Based on your recent activity:
You might like sadness
You might like distraction  
You might like to feel something
anything
please

Recommended for you:
The same thing you watched yesterday
but from a slightly different angle

People also searched for:
meaning
purpose
why do we
why do we even

Found in: Recommendation engines across multiple platforms


The algorithm sees us more clearly than we see ourselves. It maps our desires through our clicks, our fears through our scrolling patterns, our loneliness through our binge-watching habits. It offers us infinite variations of what we already know we want, creating a mirror maze where every reflection is a targeted advertisement.


X. "Digital Archaeology"

File not found
But the thumbnail remains
like a ghost in the machine

Created: 5 years ago
Modified: 5 years ago  
Forgotten: immediately

Do you want to save changes?
Do you want to save anything?
There is nothing to save
Save anyway?

Found in: Old hard drive cleanup


Conclusion: The Poetry of Broken Things

Every day, we collaborate with machines to write a vast, unintentional epic. Our typos become verse, our errors become art, our digital frustrations become a shared human experience. There's something beautiful about the way technology fails us - it fails in such human ways, with messages that sound almost apologetic, almost caring, almost real.
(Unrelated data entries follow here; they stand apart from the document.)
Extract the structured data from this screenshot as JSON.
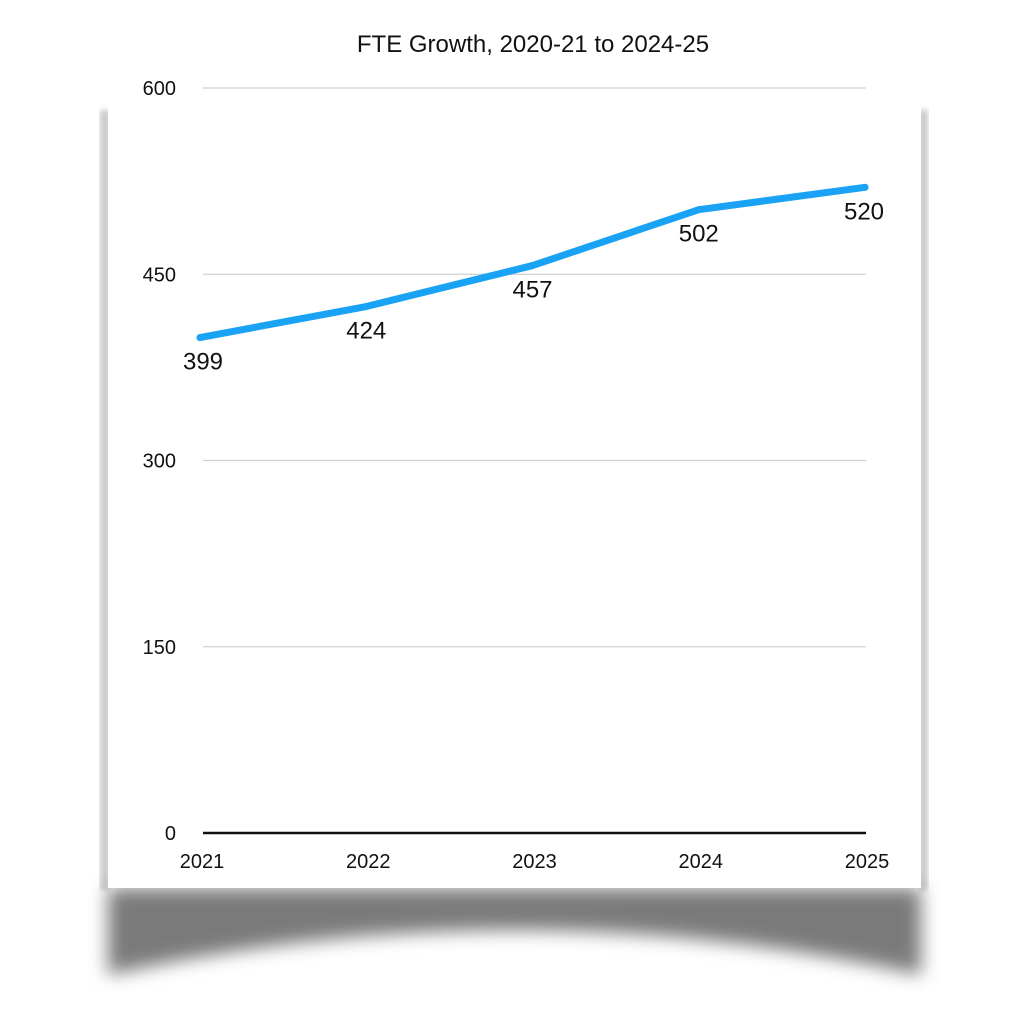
{
  "chart_data": {
    "type": "line",
    "title": "FTE Growth, 2020-21 to 2024-25",
    "xlabel": "",
    "ylabel": "",
    "categories": [
      "2021",
      "2022",
      "2023",
      "2024",
      "2025"
    ],
    "series": [
      {
        "values": [
          399,
          424,
          457,
          502,
          520
        ],
        "color": "#1aa3f5"
      }
    ],
    "data_labels": [
      "399",
      "424",
      "457",
      "502",
      "520"
    ],
    "ylim": [
      0,
      600
    ],
    "yticks": [
      0,
      150,
      300,
      450,
      600
    ],
    "ytick_labels": [
      "0",
      "150",
      "300",
      "450",
      "600"
    ],
    "grid": true,
    "legend": "none",
    "colors": {
      "line": "#1aa3f5",
      "grid": "#d0d0d0",
      "baseline": "#111111",
      "paper": "#ffffff",
      "shadow": "#7a7a7a"
    }
  }
}
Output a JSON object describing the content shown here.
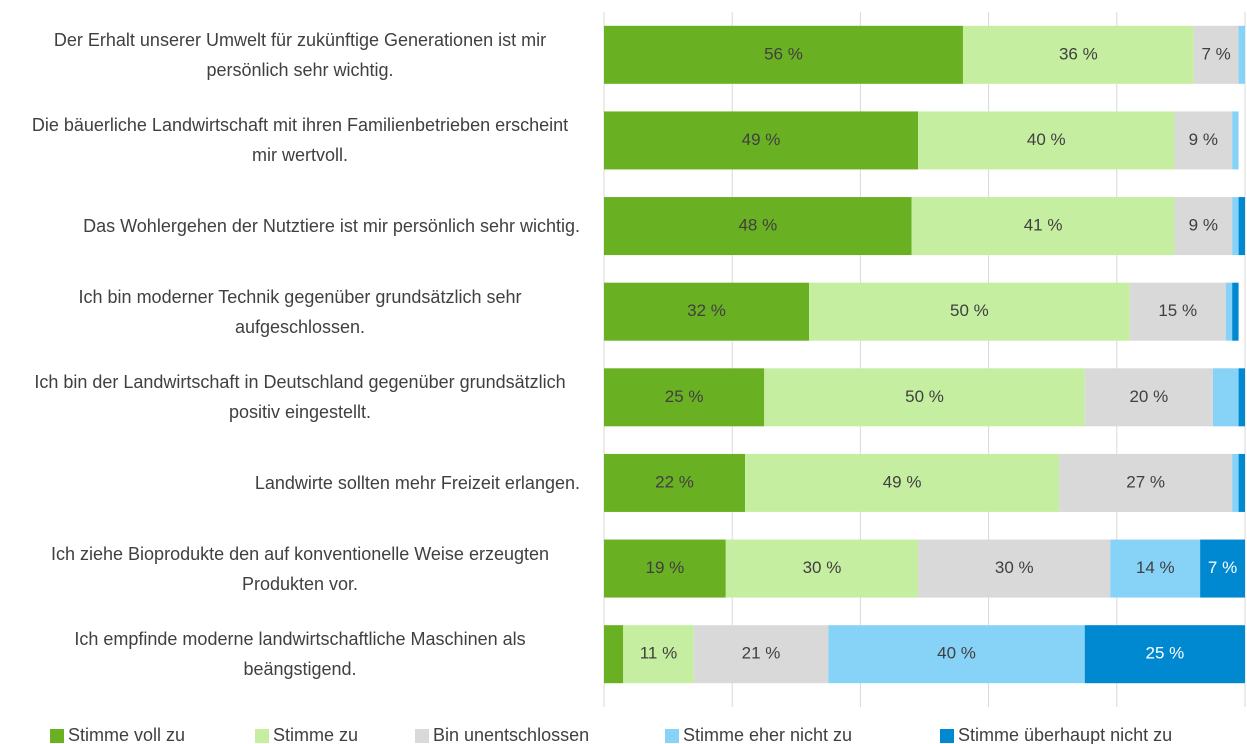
{
  "chart_data": {
    "type": "stacked_bar_horizontal",
    "categories": [
      "Der Erhalt unserer Umwelt für zukünftige Generationen ist mir persönlich sehr wichtig.",
      "Die bäuerliche Landwirtschaft mit ihren Familienbetrieben erscheint mir wertvoll.",
      "Das Wohlergehen der Nutztiere ist mir persönlich sehr wichtig.",
      "Ich bin moderner Technik gegenüber grundsätzlich sehr aufgeschlossen.",
      "Ich bin der Landwirtschaft in Deutschland gegenüber grundsätzlich positiv eingestellt.",
      "Landwirte sollten mehr Freizeit erlangen.",
      "Ich ziehe Bioprodukte den auf konventionelle Weise erzeugten Produkten vor.",
      "Ich empfinde moderne landwirtschaftliche Maschinen als beängstigend."
    ],
    "series": [
      {
        "name": "Stimme voll zu",
        "color": "#6ab023",
        "label_color": "#404040",
        "values": [
          56,
          49,
          48,
          32,
          25,
          22,
          19,
          3
        ],
        "value_labels": [
          "56 %",
          "49 %",
          "48 %",
          "32 %",
          "25 %",
          "22 %",
          "19 %",
          null
        ]
      },
      {
        "name": "Stimme zu",
        "color": "#c6eea0",
        "label_color": "#404040",
        "values": [
          36,
          40,
          41,
          50,
          50,
          49,
          30,
          11
        ],
        "value_labels": [
          "36 %",
          "40 %",
          "41 %",
          "50 %",
          "50 %",
          "49 %",
          "30 %",
          "11 %"
        ]
      },
      {
        "name": "Bin unentschlossen",
        "color": "#d9d9d9",
        "label_color": "#404040",
        "values": [
          7,
          9,
          9,
          15,
          20,
          27,
          30,
          21
        ],
        "value_labels": [
          "7 %",
          "9 %",
          "9 %",
          "15 %",
          "20 %",
          "27 %",
          "30 %",
          "21 %"
        ]
      },
      {
        "name": "Stimme eher nicht zu",
        "color": "#87d3f8",
        "label_color": "#404040",
        "values": [
          1,
          1,
          1,
          1,
          4,
          1,
          14,
          40
        ],
        "value_labels": [
          null,
          null,
          null,
          null,
          null,
          null,
          "14 %",
          "40 %"
        ]
      },
      {
        "name": "Stimme überhaupt nicht zu",
        "color": "#0089d0",
        "label_color": "#ffffff",
        "values": [
          0,
          0,
          1,
          1,
          1,
          1,
          7,
          25
        ],
        "value_labels": [
          null,
          null,
          null,
          null,
          null,
          null,
          "7 %",
          "25 %"
        ]
      }
    ],
    "xlim": [
      0,
      100
    ],
    "xticks": [
      0,
      20,
      40,
      60,
      80,
      100
    ],
    "grid": true,
    "legend": "bottom"
  }
}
Found poetry in digital debris reminds us that we're not just users or consumers or data points. We're people navigating a strange new world where the boundary between human and machine communication grows thinner every day. In the glitches and gaps, in the error messages and endless updates, we find reflections of our own confusion, our own attempts to connect, our own desperate desire to be understood.

The next time your session expires, your connection drops, or you receive another email from DoNotReply@, pause for a moment. Listen to what the machines are trying to tell you. Sometimes, in their broken language, they speak the most human truths.


What digital debris have you collected? What accidental poetry lives in your inbox, your error logs, your autocorrect failures? The comment section below is temporarily unavailable, but your thoughts are still important to us.